Jarang-jarang, lo, sidang paripurna DPR punya agenda pengesahan
peraturan pemerintah (PP). Biasanya yang sudah-sudah, agenda sidang yang
semestinya dihadiri semua wakil rakyat yang bermarkas di Senayan itu
adalah pengesahan undang-undang (UU). Pengesahan PP merupakan hak
pemerintah.
Tapi, sidang paripurna yang digelar 28 Januari 2014 lalu malah membahas
pengesahan PP Kebijakan Energi Nasional. Produk turunan UU No 30/2007
tentang Energi tersebut memang harus mendapat restu dari dewan, sesuai
perintah undang-undangnya.
Hujan interupsi pun turun dalam sidang paripurna tersebut. Sejumlah
anggota DPR protes dengan kehadiran frasa "keuntungan bagi negara" di
Pasal 1 dalam pengertian harga energi ditetapkan berdasarkan nilai
keekonomian berkeadilan. Namun, setelah melewati proses lobi-lobi di
tingkat pimpinan dewan dan fraksi, frasa itu dihilangkan.
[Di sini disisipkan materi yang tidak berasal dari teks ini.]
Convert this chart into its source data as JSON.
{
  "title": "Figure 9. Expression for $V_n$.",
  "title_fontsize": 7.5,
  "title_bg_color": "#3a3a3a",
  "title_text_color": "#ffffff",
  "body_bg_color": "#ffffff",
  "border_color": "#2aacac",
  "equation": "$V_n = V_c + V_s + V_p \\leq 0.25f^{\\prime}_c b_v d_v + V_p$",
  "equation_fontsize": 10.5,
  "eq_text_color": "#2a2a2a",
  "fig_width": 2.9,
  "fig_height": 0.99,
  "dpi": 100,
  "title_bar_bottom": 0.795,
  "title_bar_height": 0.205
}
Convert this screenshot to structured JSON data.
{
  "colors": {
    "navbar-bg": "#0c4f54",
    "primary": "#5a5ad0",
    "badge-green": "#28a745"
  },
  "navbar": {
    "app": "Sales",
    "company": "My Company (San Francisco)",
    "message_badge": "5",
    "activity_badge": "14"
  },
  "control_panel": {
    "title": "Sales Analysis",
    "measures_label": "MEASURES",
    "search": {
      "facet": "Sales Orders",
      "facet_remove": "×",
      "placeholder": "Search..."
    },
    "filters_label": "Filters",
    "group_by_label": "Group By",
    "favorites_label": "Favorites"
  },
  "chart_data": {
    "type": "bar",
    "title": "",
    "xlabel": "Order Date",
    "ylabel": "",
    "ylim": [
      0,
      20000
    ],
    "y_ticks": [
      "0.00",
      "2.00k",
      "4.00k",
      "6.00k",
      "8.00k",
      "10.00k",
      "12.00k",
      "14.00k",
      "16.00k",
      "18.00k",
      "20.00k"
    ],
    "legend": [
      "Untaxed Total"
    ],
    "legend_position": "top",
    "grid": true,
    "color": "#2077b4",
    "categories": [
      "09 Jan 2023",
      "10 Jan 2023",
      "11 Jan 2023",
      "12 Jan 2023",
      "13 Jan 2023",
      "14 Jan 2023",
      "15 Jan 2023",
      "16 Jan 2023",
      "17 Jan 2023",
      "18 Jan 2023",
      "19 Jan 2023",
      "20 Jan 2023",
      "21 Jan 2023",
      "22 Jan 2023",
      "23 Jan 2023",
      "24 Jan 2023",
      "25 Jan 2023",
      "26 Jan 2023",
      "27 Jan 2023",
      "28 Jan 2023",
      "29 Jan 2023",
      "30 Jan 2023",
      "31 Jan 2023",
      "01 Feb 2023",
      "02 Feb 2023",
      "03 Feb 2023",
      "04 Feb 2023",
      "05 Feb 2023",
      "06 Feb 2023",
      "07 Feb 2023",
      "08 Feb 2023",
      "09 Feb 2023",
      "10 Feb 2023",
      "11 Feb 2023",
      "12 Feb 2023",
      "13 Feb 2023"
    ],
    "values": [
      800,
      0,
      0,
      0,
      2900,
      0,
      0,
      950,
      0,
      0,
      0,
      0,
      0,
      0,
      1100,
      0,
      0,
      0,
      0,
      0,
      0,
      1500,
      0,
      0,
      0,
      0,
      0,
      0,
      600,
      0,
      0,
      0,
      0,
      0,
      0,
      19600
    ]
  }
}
Cuma sejatinya, ada pasal dalam PP Kebijakan Energi Nasional yang bisa
menyulut hujan interupsi dalam sidang paripurna DPR yang lebih deras
lagi. Yakni, Pasal 20 ayat 3 huruf b yang menyatakan, pengurangan
subsidi BBM dan listrik secara bertahap sampai kemampuan daya beli
masyarakat tercapai.
Itu berarti, harga bahan bakar bersubsidi (BBM)
bersubsidi dan tarif listrik bakal naik seiring pengurangan subsidi
energi secara bertahap.
Menurut PP Kebijakan Energi Nasional, kelak subsidi hanya untuk golongan
masyarakat tidak mampu.
Sebab, sudah bukan rahasia lagi, masih banyak
orang kaya yang menikmati subsidi BBM dan listrik. Lihat saja di stasiun
pengisian bahan bakar umum (SPBU), tak sedikit mobil mewah ikut antre
membeli premium. Apalagi, saat ini harga BBM nonsubsidi menembus angka
Rp 11.000 per liter, beda jauh dengan premium yang cuma Rp 6.500.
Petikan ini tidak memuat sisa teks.